The IARF did not disappoint. No, in fact, there is no praise high enough for me to give the IARF in the way it burst onto the scene with such vibrancy, power, and joy. The majority of presentations were made by, with, and for autistic people – it was a love letter to what it means to be autistic in a neuro-normative world and encapsulated not only the trauma of our existence in this world which marginalises us, but also our capacity for connection, joy, resistance, and a hope for the future which does not celebrate our potential absence but embraces our presence as a gift. Speakers at the IARF did not erase the idea of disability from autism – not even close. Instead, the idea of disability, difference, and divergence was centre stage in a way that did not value autistic people by normative ideas of what it means to function. Speakers started from the beginning position of autistic people being fundamentally human, and of value, and who would have thought that this idea was so radical. I happy-flapped and stimmed my way through thought-provoking, challenging, and joyful talks which stressed the agency of autistic people, through talks which celebrated the familial love which surrounds autistic children, and artistic, creative, and genuinely moving talks which bridged autism over into the arts, literature, and music. The IARF was more than a breath of fresh air, it was like coming up for air when underwater – I needed it more than I ever realised I would or could. Having spent years listening to sound of neurotypical researchers trying to fix me, and all autistic people, hearing a celebration of our complexity, our limitations, our strengths, and our value was a piece of astounding academic and personal history.

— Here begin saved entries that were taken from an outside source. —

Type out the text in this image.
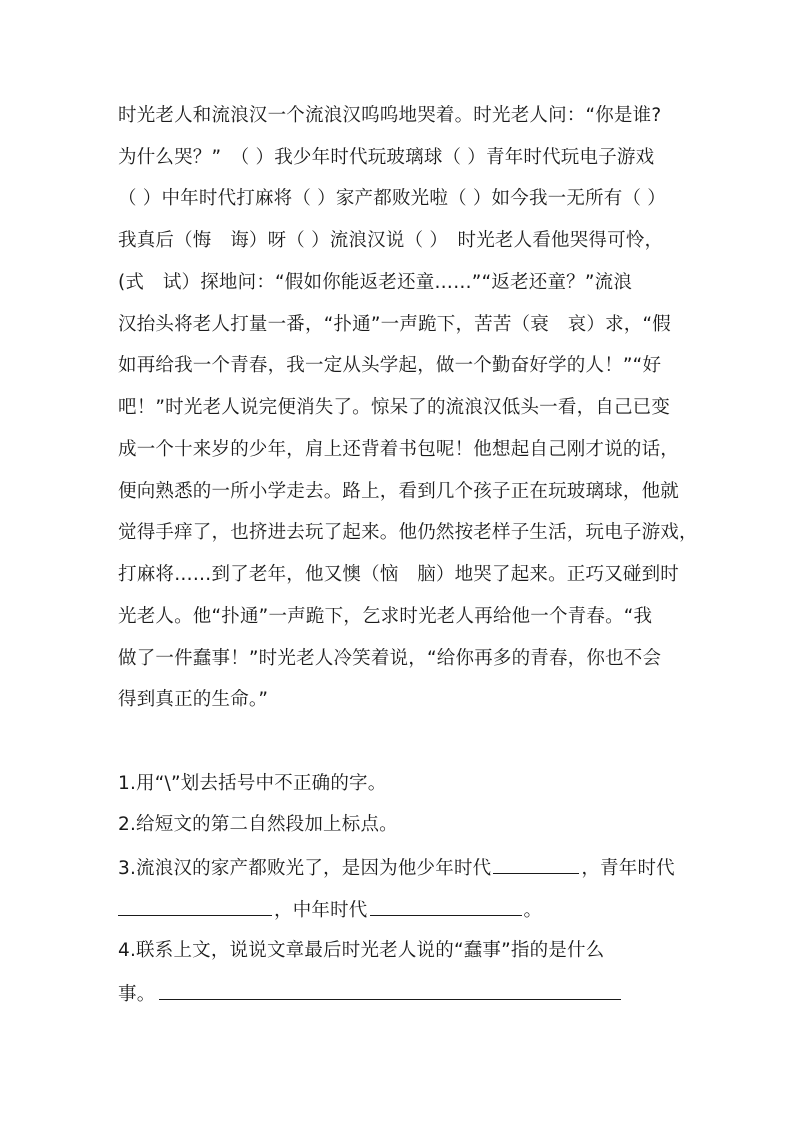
时光老人和流浪汉一个流浪汉呜呜地哭着。时光老人问：“你是谁?
为什么哭？”　（ ）我少年时代玩玻璃球（ ）青年时代玩电子游戏
（ ）中年时代打麻将（ ）家产都败光啦（ ）如今我一无所有（ ）
我真后（悔　诲）呀（ ）流浪汉说（ ）　时光老人看他哭得可怜，
(式　试）探地问：“假如你能返老还童……”“返老还童？”流浪
汉抬头将老人打量一番，“扑通”一声跪下，苦苦（衰　哀）求，“假
如再给我一个青春，我一定从头学起，做一个勤奋好学的人！”“好
吧！”时光老人说完便消失了。惊呆了的流浪汉低头一看，自己已变
成一个十来岁的少年，肩上还背着书包呢！他想起自己刚才说的话，
便向熟悉的一所小学走去。路上，看到几个孩子正在玩玻璃球，他就
觉得手痒了，也挤进去玩了起来。他仍然按老样子生活，玩电子游戏，
打麻将……到了老年，他又懊（恼　脑）地哭了起来。正巧又碰到时
光老人。他“扑通”一声跪下，乞求时光老人再给他一个青春。“我
做了一件蠢事！”时光老人冷笑着说，“给你再多的青春，你也不会
得到真正的生命。”
1.用“\”划去括号中不正确的字。
2.给短文的第二自然段加上标点。
3.流浪汉的家产都败光了，是因为他少年时代	，青年时代
，中年时代	。
4.联系上文，说说文章最后时光老人说的“蠢事”指的是什么
事。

Institutions like INSAR persevere because of their enormity, but despite the IARF’s (I imagine) much smaller budget, its honesty, heart, and warmth will come to hopefully challenge the way that things are done because now we know what is actually possible. We know what it is like for autistic voices to be front and centre, for autistic people to be granted the most basic dignities of our preferred language, for talks to centre on our priorities, skills, and narratives. And importantly, no one rushed to the defence of a puzzle piece, which seems like a somewhat easy win. All in all, to me, it seemed like INSAR was the darkness of a tunnel, and the IARF the light at the end. I am filled with hope that each year, the darkness of a research agenda which dehumanises us will become like a shorter and shorter winter, and waiting for all of us will be the sunshine of an autistic-led, autistic embodied, and utterly autistic celebration of the complexity of our lives in the form of the IARF.